Das Cherenkov Telescope Array ist ein multinationales, weltweites Projekt, bei dem 1000 Wissenschaftler und Ingenieure aus 28 Ländern und über 170 Forschungsinstituten involviert sind. Die Empfindlichkeit von CTA wird eine Größenordnung über der von aktuellen Instrumenten liegen [2], wodurch neue Einblicke in einige der extremsten Vorgänge im Universum ermöglicht werden. Die meisten Systeme, die die Cherenkov-Strahlung messen, verwenden lediglich eine Handvoll Teleskope. CTA wird hingegen aus etwa 100 Cherenkov-Teleskopen mit 23 Metern, 12 Metern und 4 Metern Durchmesser in der südlichen Hemisphäre sowie einigen kleineren in der nördlichen Hemisphäre bestehen. Ein Array dieser Größe wird die Anzahl detektierter Blitze erhöhen und außerdem die komplette Energieskala abdecken [3] und die Winkelauflösung deutlich verbessern [4], wodurch die emittierenden Objekte bei verschiedenen Wellenlängen identifiziert werden können.
“Obwohl die formellen Diskussionen noch nicht begonnen haben zeigt Paranal-Armazones als möglicher Standort für CTA seine Vorzüge sowohl des Standorts als auch der Infrastruktur für das Very Large Telescope und das European Extremely Large Telescope.
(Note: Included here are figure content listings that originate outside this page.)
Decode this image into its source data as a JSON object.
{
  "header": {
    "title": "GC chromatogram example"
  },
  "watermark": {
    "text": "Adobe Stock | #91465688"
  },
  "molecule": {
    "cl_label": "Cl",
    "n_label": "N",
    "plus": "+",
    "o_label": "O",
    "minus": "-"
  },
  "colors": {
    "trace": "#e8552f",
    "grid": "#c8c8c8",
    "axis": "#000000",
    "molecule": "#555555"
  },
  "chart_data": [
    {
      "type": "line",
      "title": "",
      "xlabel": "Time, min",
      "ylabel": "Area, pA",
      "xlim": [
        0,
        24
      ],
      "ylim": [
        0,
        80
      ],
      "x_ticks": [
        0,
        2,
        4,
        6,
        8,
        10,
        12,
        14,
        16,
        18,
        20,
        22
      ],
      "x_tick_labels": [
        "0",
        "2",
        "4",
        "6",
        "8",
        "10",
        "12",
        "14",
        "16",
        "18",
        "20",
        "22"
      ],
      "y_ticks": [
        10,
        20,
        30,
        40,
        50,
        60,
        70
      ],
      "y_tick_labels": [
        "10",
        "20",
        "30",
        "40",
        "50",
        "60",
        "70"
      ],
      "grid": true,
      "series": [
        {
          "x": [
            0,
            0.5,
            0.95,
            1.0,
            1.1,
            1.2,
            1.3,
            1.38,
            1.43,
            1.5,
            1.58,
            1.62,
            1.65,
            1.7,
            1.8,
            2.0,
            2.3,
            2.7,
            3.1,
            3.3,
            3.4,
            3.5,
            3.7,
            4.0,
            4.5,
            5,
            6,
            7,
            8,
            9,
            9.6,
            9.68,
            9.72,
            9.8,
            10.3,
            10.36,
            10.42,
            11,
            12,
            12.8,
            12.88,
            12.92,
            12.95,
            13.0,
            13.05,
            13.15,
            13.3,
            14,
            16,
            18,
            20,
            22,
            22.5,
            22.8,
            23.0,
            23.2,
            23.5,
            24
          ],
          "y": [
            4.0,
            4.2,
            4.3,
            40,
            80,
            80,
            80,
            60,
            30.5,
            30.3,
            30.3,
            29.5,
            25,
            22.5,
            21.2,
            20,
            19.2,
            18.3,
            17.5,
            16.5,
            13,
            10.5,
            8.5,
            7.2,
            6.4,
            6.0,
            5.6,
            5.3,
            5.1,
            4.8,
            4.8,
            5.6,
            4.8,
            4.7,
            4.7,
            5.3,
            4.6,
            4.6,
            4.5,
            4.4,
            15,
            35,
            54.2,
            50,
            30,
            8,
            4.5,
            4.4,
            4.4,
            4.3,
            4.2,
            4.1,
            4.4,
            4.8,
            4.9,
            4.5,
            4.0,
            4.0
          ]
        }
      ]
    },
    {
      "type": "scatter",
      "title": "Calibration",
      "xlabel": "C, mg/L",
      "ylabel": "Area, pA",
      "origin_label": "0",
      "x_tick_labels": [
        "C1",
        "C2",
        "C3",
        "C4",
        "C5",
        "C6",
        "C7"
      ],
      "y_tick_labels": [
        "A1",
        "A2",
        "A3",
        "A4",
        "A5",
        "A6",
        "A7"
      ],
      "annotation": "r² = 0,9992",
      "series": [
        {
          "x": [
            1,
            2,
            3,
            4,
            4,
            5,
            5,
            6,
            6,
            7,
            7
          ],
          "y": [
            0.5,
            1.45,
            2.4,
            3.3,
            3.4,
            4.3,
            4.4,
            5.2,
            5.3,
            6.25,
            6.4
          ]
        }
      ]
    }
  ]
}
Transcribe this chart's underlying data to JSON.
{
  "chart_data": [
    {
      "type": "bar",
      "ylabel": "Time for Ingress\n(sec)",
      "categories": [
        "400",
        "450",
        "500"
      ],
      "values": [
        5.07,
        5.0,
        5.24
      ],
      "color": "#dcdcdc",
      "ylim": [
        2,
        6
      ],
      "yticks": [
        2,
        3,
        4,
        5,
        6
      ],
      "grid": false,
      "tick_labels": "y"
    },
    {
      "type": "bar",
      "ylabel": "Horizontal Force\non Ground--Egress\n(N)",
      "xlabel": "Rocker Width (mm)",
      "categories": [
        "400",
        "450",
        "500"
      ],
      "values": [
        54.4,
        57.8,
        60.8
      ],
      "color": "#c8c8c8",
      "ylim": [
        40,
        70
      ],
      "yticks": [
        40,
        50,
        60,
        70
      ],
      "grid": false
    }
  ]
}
Falls der Standort ausgewählt wird, könnte CTA von der großen Erfahrung der ESO auf dem Gebiet der erdgebundenen Astronomie profitieren”, erläuterte Tim de Zeeuw, der Generaldirektor der ESO. “Wir freuen uns auf die Diskussionen über CTA.”
Endnoten
[1] Vertreter aus Argentinien, Österreich, Brasilien, Frankreich, Deutschland, Italien, Namibia, Polen, Spanien, Südafrika, der Schweiz und Großbritanniens haben sich im Auftrag der 28 bei CTA involvierten Länder getroffen.
[2] Ähnliche existierende Cherenkov-Instrumente sind H.E.S.S., MAGIC, VERITAS und CANGAROO.
[3] Die Energien reichen von GeV (Giga-Elektronenvolt) bis zu TeV (Tera-Elektronenvolt). Umgerechnet in Wellenlängen, wie für optische Astronomen üblich, entspricht dies 0.01 bis 0.00001 pm (1 Pikometer sind 1/1000 nm).
[4] Niedrigenergie- Instrumente (weniger als 100 GeV) haben ein moderates Sichtfeld von etwa 4-5 Grad; mittlere Energien (100 GeV bis 1 TeV) decken 6-8 Grad ab, wohingegen Hochenergie-Instrumente die intensivsten Blitze bei einer Energie von 10 TeV mit einem sehr viel größeren Sichtfeld von etwa 10 Grad aufnehmen können.
Weitere Informationen
Die Europäische Südsternwarte ESO (European Southern Observatory) ist die führende europäische Organisation für astronomische Forschung und das wissenschaftlich produktivste Observatorium der Welt. Getragen wird die Organisation durch ihre 15 Mitgliedsländer: Belgien, Brasilien, Dänemark, Deutschland, Finnland, Frankreich, Großbritannien, Italien, die Niederlande, Österreich, Portugal, Spanien, Schweden, die Schweiz und die Tschechische Republik. Die ESO ermöglicht astronomische Spitzenforschung, indem sie leistungsfähige bodengebundene Teleskope entwirft, konstruiert und betreibt. Auch bei der Förderung internationaler Zusammenarbeit auf dem Gebiet der Astronomie spielt die Organisation eine maßgebliche Rolle. Die ESO betreibt drei weltweit einzigartige Beobachtungsstandorte in Nordchile: La Silla, Paranal und Chajnantor. Auf dem Paranal betreibt die ESO mit dem Very Large Telescope (VLT) das weltweit leistungsfähigste Observatorium für Beobachtungen im Bereich des sichtbaren Lichts und zwei Teleskope für Himmelsdurchmusterungen: VISTA, das größte Durchmusterungsteleskop der Welt, arbeitet im Infraroten, während das VLT Survey Telescope (VST) für Himmelsdurchmusterungen ausschließlich im sichtbaren Licht konzipiert ist. Die ESO ist der europäische Partner bei den neuartigen Teleskopverbund ALMA, dem größten astronomischen Projekt überhaupt. Derzeit entwickelt die ESO ein Großteleskop mit 39 Metern Durchmesser für Beobachtungen im Bereich des sichtbaren und Infrarotlichts, das einmal das größte optische Teleskop der Welt werden wird: das European Extremely Large Telescope (E-ELT).